O que é que nos assusta, afinal? Se sabemos que, apesar das imperfeições tenderem a desaparecer à medida que se actualizam os sistemas, fazer arte é outra coisa, por que é que vemos a IA como uma ameaça? A resposta é, no mínimo, hilariante. “Se não houvesse humanos com más intenções, não tínhamos de nos preocupar”, resume Mário Freitas. Francisco José Viegas completa, com algum sentido de humor: “Uma das grandes desvantagens do mundo é que ele acontece. Há muito para reconverter na indústria.” O presidente da Associação Portuguesa de Editores e Livreiros, Pedro Sobral, garante que está atento e a tentar contribuir. “Por um lado, temos de perceber como integrar no sector a inteligência artificial, porque há um lado positivo, do ponto de vista processual e daquilo que é a arquitectura do negócio. Por outro, é preciso encontrar enquadramento jurídico e legal, quer em sede da União Europeia quer em Portugal, para que o código de direitos de propriedade intelectual esteja actualizado. Isto é urgente porque há algoritmos de empresas privadas que se alimentam gratuitamente [de obras que não lhes pertencem], e sem pedir autorização.”

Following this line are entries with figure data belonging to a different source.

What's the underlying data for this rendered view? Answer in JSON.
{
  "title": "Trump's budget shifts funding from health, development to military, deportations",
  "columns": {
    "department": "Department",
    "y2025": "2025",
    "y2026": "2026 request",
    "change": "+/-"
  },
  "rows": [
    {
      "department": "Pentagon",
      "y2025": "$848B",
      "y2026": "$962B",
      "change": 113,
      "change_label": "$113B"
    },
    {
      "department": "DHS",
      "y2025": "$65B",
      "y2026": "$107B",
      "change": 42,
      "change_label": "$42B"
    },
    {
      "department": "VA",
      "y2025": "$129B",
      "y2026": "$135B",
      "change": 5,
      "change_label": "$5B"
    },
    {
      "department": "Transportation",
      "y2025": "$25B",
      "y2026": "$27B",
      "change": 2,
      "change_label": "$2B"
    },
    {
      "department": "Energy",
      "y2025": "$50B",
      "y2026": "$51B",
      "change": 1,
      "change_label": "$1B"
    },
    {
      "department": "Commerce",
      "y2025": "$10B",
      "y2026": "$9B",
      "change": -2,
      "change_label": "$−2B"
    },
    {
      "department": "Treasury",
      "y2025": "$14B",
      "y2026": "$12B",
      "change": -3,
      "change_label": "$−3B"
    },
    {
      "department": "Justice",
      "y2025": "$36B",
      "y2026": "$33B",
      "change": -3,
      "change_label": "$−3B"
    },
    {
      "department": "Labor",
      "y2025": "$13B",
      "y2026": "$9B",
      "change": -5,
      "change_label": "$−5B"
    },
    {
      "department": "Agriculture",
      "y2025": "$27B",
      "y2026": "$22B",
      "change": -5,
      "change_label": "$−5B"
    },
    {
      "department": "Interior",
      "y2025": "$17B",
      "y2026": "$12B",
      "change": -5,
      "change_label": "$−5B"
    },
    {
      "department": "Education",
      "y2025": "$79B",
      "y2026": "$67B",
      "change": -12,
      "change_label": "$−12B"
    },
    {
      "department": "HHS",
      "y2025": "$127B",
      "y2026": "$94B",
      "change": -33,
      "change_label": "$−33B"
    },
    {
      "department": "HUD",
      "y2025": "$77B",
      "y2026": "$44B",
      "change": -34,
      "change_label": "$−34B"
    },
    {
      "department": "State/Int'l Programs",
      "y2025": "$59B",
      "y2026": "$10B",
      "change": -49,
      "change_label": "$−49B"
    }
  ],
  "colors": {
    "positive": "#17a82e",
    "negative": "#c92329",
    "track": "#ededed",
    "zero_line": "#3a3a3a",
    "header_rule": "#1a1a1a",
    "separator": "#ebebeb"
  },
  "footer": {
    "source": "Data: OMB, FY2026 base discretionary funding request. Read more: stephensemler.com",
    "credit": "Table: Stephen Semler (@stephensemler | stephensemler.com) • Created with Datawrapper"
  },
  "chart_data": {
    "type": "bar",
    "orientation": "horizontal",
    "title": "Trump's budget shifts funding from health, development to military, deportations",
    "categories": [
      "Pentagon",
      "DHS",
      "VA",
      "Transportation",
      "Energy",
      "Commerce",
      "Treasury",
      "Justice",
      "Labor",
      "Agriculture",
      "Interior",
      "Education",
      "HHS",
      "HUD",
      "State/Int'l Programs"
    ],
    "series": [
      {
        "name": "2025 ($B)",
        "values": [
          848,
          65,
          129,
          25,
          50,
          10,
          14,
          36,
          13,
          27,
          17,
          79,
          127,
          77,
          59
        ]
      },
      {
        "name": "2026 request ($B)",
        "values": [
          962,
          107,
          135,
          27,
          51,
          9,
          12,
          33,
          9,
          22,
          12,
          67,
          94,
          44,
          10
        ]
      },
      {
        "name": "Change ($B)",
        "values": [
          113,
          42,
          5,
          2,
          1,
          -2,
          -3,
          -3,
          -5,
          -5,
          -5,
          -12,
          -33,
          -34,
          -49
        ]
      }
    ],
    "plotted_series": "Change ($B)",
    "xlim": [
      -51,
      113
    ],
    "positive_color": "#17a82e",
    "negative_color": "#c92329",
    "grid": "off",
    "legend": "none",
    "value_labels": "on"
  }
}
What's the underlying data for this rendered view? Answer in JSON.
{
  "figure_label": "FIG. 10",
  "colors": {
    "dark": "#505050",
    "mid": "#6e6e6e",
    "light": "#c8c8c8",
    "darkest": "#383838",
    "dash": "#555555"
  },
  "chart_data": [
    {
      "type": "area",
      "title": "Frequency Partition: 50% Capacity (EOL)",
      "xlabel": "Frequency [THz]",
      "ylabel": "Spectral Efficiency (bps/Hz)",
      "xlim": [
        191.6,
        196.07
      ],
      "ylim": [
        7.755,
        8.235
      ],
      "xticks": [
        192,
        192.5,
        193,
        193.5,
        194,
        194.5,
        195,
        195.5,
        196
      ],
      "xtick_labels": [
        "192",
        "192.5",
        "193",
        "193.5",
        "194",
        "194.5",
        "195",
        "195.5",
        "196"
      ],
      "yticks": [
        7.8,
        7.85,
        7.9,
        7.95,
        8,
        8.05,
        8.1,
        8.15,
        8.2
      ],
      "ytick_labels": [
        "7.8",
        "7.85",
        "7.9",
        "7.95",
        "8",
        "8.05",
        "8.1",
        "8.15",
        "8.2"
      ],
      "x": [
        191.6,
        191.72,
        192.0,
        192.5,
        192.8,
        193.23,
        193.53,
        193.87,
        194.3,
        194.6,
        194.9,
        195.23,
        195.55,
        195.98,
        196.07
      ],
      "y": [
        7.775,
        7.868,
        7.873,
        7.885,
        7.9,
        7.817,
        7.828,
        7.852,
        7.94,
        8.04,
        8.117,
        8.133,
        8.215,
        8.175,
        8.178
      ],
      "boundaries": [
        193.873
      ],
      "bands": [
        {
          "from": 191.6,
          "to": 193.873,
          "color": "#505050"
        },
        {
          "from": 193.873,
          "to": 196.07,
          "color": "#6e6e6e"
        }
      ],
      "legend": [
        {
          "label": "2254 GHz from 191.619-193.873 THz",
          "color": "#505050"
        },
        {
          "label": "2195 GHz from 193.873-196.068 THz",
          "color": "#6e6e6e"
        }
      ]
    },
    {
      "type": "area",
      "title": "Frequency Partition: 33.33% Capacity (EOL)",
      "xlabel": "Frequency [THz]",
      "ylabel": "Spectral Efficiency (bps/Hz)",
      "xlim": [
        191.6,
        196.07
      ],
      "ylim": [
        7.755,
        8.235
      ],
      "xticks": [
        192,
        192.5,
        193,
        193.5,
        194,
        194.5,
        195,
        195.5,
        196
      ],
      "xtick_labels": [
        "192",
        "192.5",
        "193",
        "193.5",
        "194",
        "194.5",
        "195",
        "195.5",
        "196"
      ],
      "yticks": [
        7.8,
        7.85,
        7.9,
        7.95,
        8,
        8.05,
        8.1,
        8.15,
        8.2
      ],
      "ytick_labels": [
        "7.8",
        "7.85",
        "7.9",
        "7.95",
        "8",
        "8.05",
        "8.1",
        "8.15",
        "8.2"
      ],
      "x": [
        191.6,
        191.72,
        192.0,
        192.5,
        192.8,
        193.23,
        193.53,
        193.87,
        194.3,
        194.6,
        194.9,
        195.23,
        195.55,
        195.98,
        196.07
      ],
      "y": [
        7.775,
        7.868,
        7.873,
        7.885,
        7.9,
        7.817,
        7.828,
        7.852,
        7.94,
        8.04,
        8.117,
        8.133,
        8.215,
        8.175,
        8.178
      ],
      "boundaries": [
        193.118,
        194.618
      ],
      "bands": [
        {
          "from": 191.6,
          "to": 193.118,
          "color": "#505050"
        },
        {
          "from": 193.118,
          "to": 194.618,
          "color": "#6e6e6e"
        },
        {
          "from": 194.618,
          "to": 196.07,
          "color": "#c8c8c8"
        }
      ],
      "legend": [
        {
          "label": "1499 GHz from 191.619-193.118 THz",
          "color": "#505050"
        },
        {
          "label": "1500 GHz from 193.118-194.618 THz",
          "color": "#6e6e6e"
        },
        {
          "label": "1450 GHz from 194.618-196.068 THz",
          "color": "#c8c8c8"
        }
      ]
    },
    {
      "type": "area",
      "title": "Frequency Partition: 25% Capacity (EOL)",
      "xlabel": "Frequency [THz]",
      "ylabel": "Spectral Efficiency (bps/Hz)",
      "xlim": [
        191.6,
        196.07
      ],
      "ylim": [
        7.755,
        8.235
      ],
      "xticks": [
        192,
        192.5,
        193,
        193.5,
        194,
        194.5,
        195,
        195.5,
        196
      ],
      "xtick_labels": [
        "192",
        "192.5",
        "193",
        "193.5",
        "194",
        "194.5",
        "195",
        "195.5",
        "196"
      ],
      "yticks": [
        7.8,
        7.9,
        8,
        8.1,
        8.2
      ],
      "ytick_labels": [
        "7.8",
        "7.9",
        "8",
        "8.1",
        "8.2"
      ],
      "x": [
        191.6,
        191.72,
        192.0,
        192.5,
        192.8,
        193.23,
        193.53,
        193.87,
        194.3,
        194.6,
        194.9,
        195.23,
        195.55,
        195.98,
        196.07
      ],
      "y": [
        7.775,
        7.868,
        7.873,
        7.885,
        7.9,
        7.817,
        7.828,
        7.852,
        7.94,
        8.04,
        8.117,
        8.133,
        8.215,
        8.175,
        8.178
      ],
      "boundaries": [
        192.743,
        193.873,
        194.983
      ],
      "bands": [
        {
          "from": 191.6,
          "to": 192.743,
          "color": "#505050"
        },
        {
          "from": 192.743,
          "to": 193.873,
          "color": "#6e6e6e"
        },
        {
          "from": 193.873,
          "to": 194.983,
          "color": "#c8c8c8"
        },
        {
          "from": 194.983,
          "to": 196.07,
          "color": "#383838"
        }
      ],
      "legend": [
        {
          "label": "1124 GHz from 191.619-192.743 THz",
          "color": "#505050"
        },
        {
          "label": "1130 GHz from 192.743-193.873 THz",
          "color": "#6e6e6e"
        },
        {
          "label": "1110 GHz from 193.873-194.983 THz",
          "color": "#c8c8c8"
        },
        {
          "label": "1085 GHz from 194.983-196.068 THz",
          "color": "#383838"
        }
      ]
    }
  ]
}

Perante a inevitabilidade de termos de, no mínimo, trabalhar lado a lado com a IA, urge garantir que estamos prontos para uma nova humanidade. A Federação Europeia de Editores, à qual Pedro Sobral pertence como membro do comité executivo, está a trabalhar em conjunto com as instituições europeias tendo em vista a elaboração de legislação sobre IA: “Não podemos ficar maravilhados com a disrupção sem descurar o básico, que é a remuneração daqueles que estão a contribuir directa ou indirectamente para isso.” Mas, como é do senso comum, a burocracia é um pincel. “Antes de pensar em regulação à bruta, que é aquilo em que pensamos sempre, tem de haver uma grande discussão sobre o que realmente está em causa, e tem de ser franca e aberta, coisa que com o poder político raramente é”, critica Francisco José Viegas. “Temos de convocar todos, não só especialistas, e ser honestos sobre o que está em causa. Por que é que, por cada robô usado, não se aplica uma taxa para subsídios de desemprego, formação, reconversão laboral? Não há nada melhor, como dizem os suecos, do que aproveitar uma crise para mudar as coisas.”

Artigo originalmente publicado como abertura da secção de Livros da revista Time Out de Lisboa – Outono 2023.